JARS v39n3 - Eighth Southeastern Regional Meeting

Eighth Southeastern Regional Meeting
Joe Coleman, Lithonia, GA

The William Bartram Chapter in Greenville, South Carolina, will host our eighth annual meeting November 1, 2, and 3, 1985, at a new location. This fall, our meeting place will be Greenville's Hyatt, which offers increased size of facilities and an exhibit hall for expanded activities. This year, for the first time, we plan to have a tailgate plant sale by interested individuals, nurseries, chapters, or groups that have an excess of plant material, azaleas, rhododendron, companion plants, wildflowers, etc. The time will be Friday afternoon from 4:00 to 6:00 in the parking garage or the exhibit hall if available. This will be a good opportunity for chapters to raise money which was not possible this spring because of lack of plant material and cancelled flower shows.

Our program theme will be Gardens of the Southeast. With our broad expanse of territory and conditions, we have a great variety of gardens to pick and choose from. We are also fortunate in having speakers with experience in their subject matter. Dr. Larry Mellichamp will present the full development of the Van Landingham Glen at UNCC covering the concept of the garden as a rhododendron garden and the use of native plants as envisioned by Dr.

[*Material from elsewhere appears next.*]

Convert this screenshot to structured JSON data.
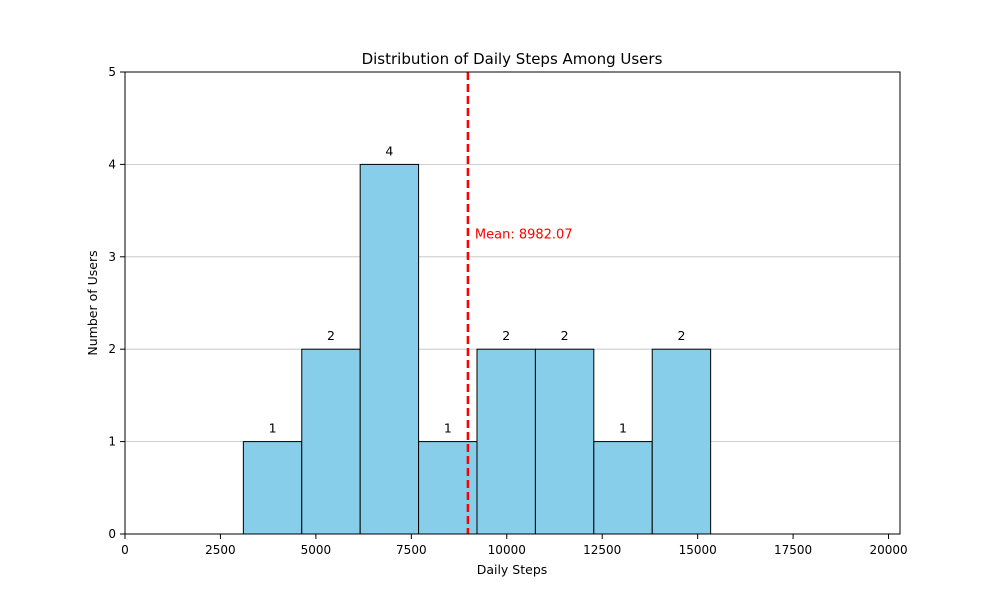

Herbert Hechenbleikner, since its beginning before 1966. In contrast, Russell Scott of Mobile will discuss the beauty of evergreen azaleas that have made Bellingrath Gardens world-famous since the 1930's. A long-time nurseryman and Mobile native to the area, Russell Scott brings unique, informative views to his ever changing subject.

The Birmingham Chapter has the unusual distinction of operating out of the Birmingham Botanical Garden and will share its development through Mike Lilly. Working in the garden, they have excellent facilities for propagation, plant sales, and developing the rhododendron area of the garden. Saturday afternoon will provide an opportunity to revisit the garden of Jack McCarter, north of Greenville, that we enjoyed several years ago. A hybridizer of considerable skill, Jack gives his plants a true test to obtain only the hardiest. With our weather of the last two years, they will be the only ones left. Saturday evening will conclude with a presentation by Dr. Michael Dirr, Director of Horticulture, UGA, noted lecturer and author. The new Callaway building and developments in the UGA Botanical Garden will be highlighted as well as new plants to consider using in your garden.

Sunday morning offers an informal portion of our program to be highlighted by presentations by Dr. August Kehr on the primary elements in hybridizing, followed by an extensive look at azalea and rhododendron work by George Ring of Fairfax, VA. Both of these former ARS presidents practice what they preach, so bring your own hybridizing problems and questions for discussion. We hope to cover many more topics from tissue culture to Fred Galle's new azalea book. For those who wish to participate, we will continue the tradition of a Plant Exchange at lunch on Saturday. Just bring a plant of an approximate $10 value to the registration table Saturday morning. The drawing will be at lunch.